September 2023
Adriaan Pask
Chief Investment Officer, PSG Wealth
Growth assets had a tough quarter as SA equities (-3.80% q/q) followed their developed market counterparts lower (-3.70% q/q). While losses were broad-based financials (+2%) added value over the quarter. Resources, despite adding value over September, ended the quarter in the negative amid continued concerns over Chinese economic activity. SA bonds ended the quarter in negative territory (-0.30% q/q) as yields came under pressure. Domestic cash added 2.10%. Abroad interest rates continued to weigh on global assets amid speculation on how long rates would remain elevated.
Table 1: Asset class returns in rand terms (%)
Source: PSG Investment Management
PSG Investment Management domestic Funds of Funds
Despite a challenging quarter the three domestic multi-asset solutions continued to generate positive absolute returns year to date. The fixed income building block used in all three solutions continued to add value as fixed income assets came under pressure. The equity building block drove perfomance as stock selection within industrials and financials added the most value. Wilson Bayly Holmes (WBHO). AECI and Standard Bank were among the largest contributors to returns while Afrimat and AngloGold Ashanti detracted.
The three domestic multi-asset funds of funds added absolute returns over 3Q23 2023 despite a tough quarter for growth and fixed income assets. The solutions remain top quartile performers in their respective sectors since inception.
Table 2: Fund performance versus sector average
Source: PSG Investment Management
No changes were made to the underlying funds used in the solutions. In the fixed income building block our underlying managers added duration given attractive yields they saw on offer. This was funded from trimming shorter-dated and inflation-linked bonds as well as from deploying cash.
In the PSG Investment Management Multi-Asset Income FoF, allocations to inflation-linked bonds and cash were trimmed over the quarter. Proceeds were deployed to longer-duration bonds as our underlying managers sought to take advantage of attractive yields.
Allocations to resources ticked lower over the quarter while financials saw a marginal
upweight. Overall, the solution generated a positive absolute return in 3Q23 contributing to consistent above-average performance relative to peers over its minimum recommended investment period of two years and since inception.

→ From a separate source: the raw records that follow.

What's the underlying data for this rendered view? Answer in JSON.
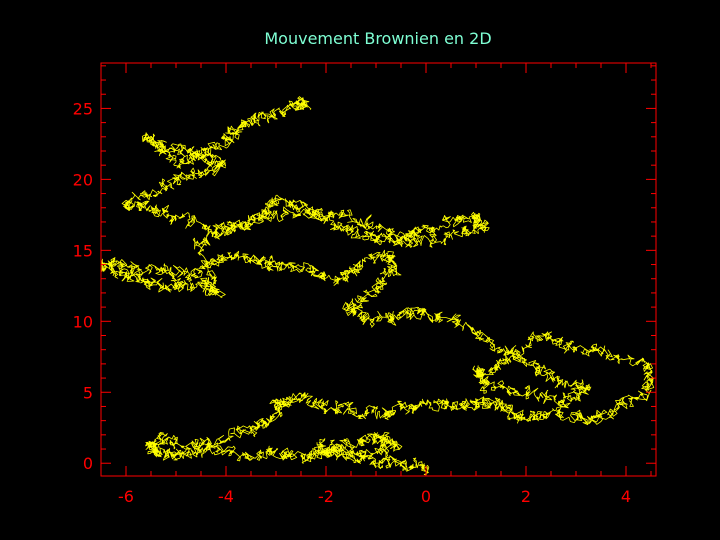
{
  "chart_data": {
    "type": "line",
    "title": "Mouvement Brownien en 2D",
    "xlabel": "",
    "ylabel": "",
    "xlim": [
      -6.5,
      4.6
    ],
    "ylim": [
      -0.9,
      28.2
    ],
    "xticks": [
      -6,
      -4,
      -2,
      0,
      2,
      4
    ],
    "yticks": [
      0,
      5,
      10,
      15,
      20,
      25
    ],
    "grid": false,
    "colors": {
      "background": "#000000",
      "axes": "#ff0000",
      "line": "#ffff00",
      "title": "#7fffd4"
    },
    "series": [
      {
        "x": [
          0.0,
          -0.4,
          -1.0,
          -1.8,
          -2.2,
          -1.4,
          -0.9,
          -0.6,
          -1.2,
          -1.8,
          -2.4,
          -3.0,
          -3.6,
          -4.4,
          -5.0,
          -5.4,
          -5.5,
          -5.2,
          -4.4,
          -3.6,
          -3.1,
          -3.0,
          -2.6,
          -2.0,
          -1.4,
          -0.8,
          -0.3,
          0.3,
          0.8,
          1.2,
          1.6,
          2.0,
          2.6,
          3.2,
          3.8,
          4.4,
          4.5,
          3.6,
          2.8,
          2.2,
          1.6,
          1.0,
          1.2,
          2.0,
          2.8,
          3.2,
          2.6,
          2.0,
          1.3,
          0.6,
          -0.1,
          -0.6,
          -1.2,
          -1.6,
          -1.0,
          -0.6,
          -0.8,
          -1.4,
          -1.8,
          -2.4,
          -3.0,
          -3.4,
          -4.0,
          -4.6,
          -5.2,
          -6.0,
          -6.5,
          -6.0,
          -5.6,
          -5.0,
          -4.4,
          -4.1,
          -4.6,
          -4.0,
          -3.4,
          -3.0,
          -2.4,
          -1.8,
          -1.2,
          -0.6,
          -0.2,
          0.4,
          1.0,
          1.2,
          0.6,
          -0.2,
          -1.0,
          -1.8,
          -2.6,
          -3.4,
          -4.2,
          -5.0,
          -5.6,
          -6.0,
          -5.2,
          -4.6,
          -4.0,
          -4.6,
          -5.2,
          -5.6,
          -5.0,
          -4.5,
          -4.0,
          -3.7,
          -3.2,
          -2.6,
          -2.4
        ],
        "y": [
          -0.4,
          0.0,
          0.2,
          0.5,
          1.0,
          1.6,
          1.8,
          1.2,
          0.6,
          1.0,
          0.3,
          0.7,
          0.5,
          1.0,
          0.5,
          0.8,
          1.4,
          1.6,
          1.4,
          2.2,
          3.2,
          4.2,
          4.7,
          4.0,
          3.6,
          3.5,
          4.0,
          4.3,
          4.0,
          4.4,
          3.8,
          3.2,
          3.5,
          3.0,
          3.8,
          5.0,
          6.8,
          7.8,
          8.3,
          9.0,
          7.0,
          6.5,
          5.5,
          5.0,
          4.3,
          5.2,
          6.0,
          7.2,
          8.5,
          10.0,
          10.6,
          10.4,
          10.2,
          11.0,
          12.2,
          13.5,
          14.8,
          13.6,
          12.8,
          13.6,
          13.9,
          14.3,
          14.8,
          13.4,
          13.6,
          13.8,
          14.1,
          13.4,
          12.8,
          12.4,
          12.6,
          12.0,
          15.4,
          16.4,
          17.2,
          18.6,
          18.0,
          16.8,
          16.0,
          15.6,
          16.2,
          17.0,
          17.5,
          16.6,
          16.0,
          15.5,
          16.8,
          17.4,
          17.8,
          17.0,
          16.5,
          17.4,
          18.0,
          18.2,
          19.6,
          20.4,
          21.0,
          21.8,
          22.2,
          22.9,
          21.2,
          21.6,
          22.8,
          23.8,
          24.5,
          25.2,
          25.3
        ]
      }
    ]
  }
}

The equity building block used in both the PSG Investment Management Cautious and PSG Investment Management Growth FoFs added value over the quarter, with AECI, WBHO and Sun International among the largest contributors to returns. South 32, Discovery and Telkom delivered muted returns. The PSG Investment Management Cautious FoF added value on an absolute basis over the quarter maintaining its longer-term track record as a top quartile performer relative to the average Multi-Asset Low Equity peer since inception.
The fund also maintained top-quartile performance over its minimum recommended holding period of three years. The PSG Investment Management Growth FoF benefitted from its larger weight to the equity building block, used in both solutions. with its absolute returns generated over the quarter contributing to it maintaining top quartile returns relative to its ASISA peer group since inception.
The PSG Investment Management MA Income FoF has remained a top quartile performer in the ASISA MA Income category since inception as positive absolute returns year to date bolstered longer-term performance.
The PSG Investment Management Cautious FoF delivered a positive quarterly return, supporting its long-term track record as a top quartile performer relative to sector peers over its recommended minimum holding period. The PSG Investment Management Growth FoF delivered an absolute return year to date, supporting its longer-term performance relative to the average balanced fund sector peer.
The PSG Investment Management Global Flexible Fund of Funds (USD) had a tough quarter as offshore assets stumbled. A tough quarter for global equities saw our growth-minded underlying managers detract the most from performance on an absolute basis. Our value-orientated underlying managers cushioned losses, as their security selection added value. Veritas was the largest contributor to returns over 3Q23 while Baillie Gifford and Ninety One detracted the most. In terms of fund composition. no changes were made to the solution over the quarter.